| Global Times | 2013-1-24 0:58:02
By Sun Xiaobo
A Chinese scholar has filed a lawsuit against the service provider Sina Weibo, China's largest microblog platform, after it shut down his Weibo account for the second time in September without explanation.
Zhang Yaojie, a well-known scholar and biographer, filed his suit with the People's Court in Haidian district in Beijing, on January 8, asking the provider to restore his Weibo account and refund the membership fee that was paid while his account was closed.
Zhang registered a free Sina Weibo account in February last year and became a Weibo VIP member in August paying a monthly fee of 10 yuan ($1.61) to access additional services.
Zhang told the Global Times that his postings contained no sensitive content and he cannot understand why his account was closed. His Tencent microblog, which has not been closed, includes many threads containing comments about the current political system.
Zhang filed complaints with Weibo but only received formatted replies saying his complaints had been received and customer service staff would contact him by e-mail.
"I understand that the service provider sometimes has to delete some posts and so I try to only repost other people's entries, but they still shut down my account without any explanation or notification," Zhang said.

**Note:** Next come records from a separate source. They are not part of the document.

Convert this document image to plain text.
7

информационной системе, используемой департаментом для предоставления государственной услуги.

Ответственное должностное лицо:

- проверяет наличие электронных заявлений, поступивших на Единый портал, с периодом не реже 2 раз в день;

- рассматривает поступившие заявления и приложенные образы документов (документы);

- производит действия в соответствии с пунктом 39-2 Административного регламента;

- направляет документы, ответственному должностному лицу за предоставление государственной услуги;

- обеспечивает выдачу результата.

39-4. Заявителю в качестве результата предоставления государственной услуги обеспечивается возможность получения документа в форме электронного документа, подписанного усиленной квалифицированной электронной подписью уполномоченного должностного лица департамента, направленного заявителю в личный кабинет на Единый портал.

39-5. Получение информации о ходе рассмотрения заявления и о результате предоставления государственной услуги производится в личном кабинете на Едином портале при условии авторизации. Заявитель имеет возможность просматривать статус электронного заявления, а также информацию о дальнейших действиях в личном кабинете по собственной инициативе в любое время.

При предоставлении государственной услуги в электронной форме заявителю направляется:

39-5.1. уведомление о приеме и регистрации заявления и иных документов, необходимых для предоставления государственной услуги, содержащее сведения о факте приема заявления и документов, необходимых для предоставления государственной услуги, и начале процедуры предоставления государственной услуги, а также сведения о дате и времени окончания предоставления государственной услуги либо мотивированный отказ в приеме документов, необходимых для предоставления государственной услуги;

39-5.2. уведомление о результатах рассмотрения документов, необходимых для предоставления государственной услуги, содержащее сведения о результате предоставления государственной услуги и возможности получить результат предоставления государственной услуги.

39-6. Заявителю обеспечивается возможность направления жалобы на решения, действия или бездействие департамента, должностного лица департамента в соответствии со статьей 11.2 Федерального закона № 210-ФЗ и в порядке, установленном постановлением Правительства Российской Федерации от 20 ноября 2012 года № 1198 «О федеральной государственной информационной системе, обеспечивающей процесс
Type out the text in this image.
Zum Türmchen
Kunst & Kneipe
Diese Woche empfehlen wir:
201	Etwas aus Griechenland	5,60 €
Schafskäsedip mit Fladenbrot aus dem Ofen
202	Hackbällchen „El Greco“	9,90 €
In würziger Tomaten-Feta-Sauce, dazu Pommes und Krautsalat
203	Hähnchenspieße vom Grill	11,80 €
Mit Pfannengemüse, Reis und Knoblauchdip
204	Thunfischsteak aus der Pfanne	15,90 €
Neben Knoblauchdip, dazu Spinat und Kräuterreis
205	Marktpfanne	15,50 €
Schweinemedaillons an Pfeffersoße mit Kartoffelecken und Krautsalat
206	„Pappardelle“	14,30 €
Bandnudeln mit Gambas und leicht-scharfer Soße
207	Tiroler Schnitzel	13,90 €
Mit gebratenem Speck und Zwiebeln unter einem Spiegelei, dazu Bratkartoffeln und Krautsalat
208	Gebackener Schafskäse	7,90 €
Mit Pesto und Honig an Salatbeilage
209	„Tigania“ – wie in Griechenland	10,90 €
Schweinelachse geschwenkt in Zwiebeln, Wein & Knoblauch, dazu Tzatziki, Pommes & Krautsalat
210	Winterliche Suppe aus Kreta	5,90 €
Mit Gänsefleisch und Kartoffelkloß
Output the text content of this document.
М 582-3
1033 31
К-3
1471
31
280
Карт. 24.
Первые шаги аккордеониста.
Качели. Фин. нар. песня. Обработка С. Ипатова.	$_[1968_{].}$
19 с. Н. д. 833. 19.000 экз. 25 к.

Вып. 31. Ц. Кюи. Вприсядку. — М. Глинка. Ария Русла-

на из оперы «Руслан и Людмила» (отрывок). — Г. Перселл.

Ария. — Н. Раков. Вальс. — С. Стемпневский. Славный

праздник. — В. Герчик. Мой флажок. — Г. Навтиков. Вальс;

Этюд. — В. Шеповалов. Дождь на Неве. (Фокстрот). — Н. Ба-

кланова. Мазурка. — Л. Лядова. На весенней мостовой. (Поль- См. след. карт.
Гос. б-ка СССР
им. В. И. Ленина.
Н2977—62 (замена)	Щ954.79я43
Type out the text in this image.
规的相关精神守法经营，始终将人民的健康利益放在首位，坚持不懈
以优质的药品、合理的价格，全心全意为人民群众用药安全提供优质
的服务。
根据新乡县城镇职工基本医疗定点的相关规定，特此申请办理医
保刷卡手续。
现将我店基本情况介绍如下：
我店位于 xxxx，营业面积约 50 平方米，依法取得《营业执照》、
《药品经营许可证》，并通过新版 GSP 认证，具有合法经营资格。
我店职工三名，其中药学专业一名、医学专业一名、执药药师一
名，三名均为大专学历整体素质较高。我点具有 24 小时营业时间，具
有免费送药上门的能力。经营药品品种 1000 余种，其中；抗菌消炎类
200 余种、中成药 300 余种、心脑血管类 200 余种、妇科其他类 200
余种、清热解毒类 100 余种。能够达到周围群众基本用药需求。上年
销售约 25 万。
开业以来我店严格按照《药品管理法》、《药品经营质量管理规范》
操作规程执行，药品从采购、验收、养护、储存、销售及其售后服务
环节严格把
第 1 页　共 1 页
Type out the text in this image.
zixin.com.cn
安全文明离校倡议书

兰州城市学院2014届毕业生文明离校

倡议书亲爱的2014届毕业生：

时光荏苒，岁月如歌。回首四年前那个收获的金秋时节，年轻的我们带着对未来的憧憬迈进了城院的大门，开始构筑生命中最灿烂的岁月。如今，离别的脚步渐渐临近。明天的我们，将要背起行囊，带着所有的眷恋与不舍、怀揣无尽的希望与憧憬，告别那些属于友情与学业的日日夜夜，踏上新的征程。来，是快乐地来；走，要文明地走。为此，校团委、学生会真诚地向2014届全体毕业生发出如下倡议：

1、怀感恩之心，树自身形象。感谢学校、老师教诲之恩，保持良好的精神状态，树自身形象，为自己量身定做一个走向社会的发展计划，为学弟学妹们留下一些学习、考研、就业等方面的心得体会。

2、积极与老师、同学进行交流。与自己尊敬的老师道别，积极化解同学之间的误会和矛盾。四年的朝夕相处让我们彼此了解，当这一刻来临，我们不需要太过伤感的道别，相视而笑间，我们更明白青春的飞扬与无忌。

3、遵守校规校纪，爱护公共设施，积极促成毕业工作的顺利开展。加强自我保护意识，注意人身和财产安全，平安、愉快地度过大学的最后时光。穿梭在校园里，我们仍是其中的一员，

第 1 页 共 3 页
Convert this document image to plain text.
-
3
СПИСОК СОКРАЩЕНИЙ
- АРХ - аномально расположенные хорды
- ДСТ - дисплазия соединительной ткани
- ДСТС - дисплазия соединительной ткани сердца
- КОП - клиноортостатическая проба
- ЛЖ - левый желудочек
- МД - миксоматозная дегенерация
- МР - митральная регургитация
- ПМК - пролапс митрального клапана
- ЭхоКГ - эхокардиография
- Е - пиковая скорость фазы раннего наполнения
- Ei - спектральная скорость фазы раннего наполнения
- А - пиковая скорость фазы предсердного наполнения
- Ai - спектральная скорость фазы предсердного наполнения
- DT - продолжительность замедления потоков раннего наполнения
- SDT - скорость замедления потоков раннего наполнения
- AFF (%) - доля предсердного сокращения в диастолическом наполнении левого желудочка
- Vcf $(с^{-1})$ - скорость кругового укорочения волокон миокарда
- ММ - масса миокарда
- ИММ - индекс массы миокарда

Sina Weibo is continuing to collect Zhang's 10-yuan monthly membership fee.
"The provider has breached its contract with Zhang and violated his freedom of expression," Wang Zhenyu, Zhang's lawyer, told the Global Times.
Wang said Sina is aware of the lawsuit even though the court has not yet accepted the case. He thinks the court might attempt mediation before filing the case and they are waiting for a reply from Sina.
"Sina needs time to communicate between its departments and we will give them the time to do that," Wang said.
"The service provider should abide Chinese laws. I want to give Sina and more importantly the authorities a warning that they should not deny people's freedom of expression," Zhang wrote on his ifeng.com blog.
"We think the case could set a precedent as many Sina Weibo accounts shut down by the service provider," Wang said.
"It is right that Weibo accounts are shut down for specific reasons, but they should follow procedures only be closed as a last resort after warnings and penalties have proven ineffective," Li Shuming, a commentator with the Procuratorate Daily, said in an article published on January 9.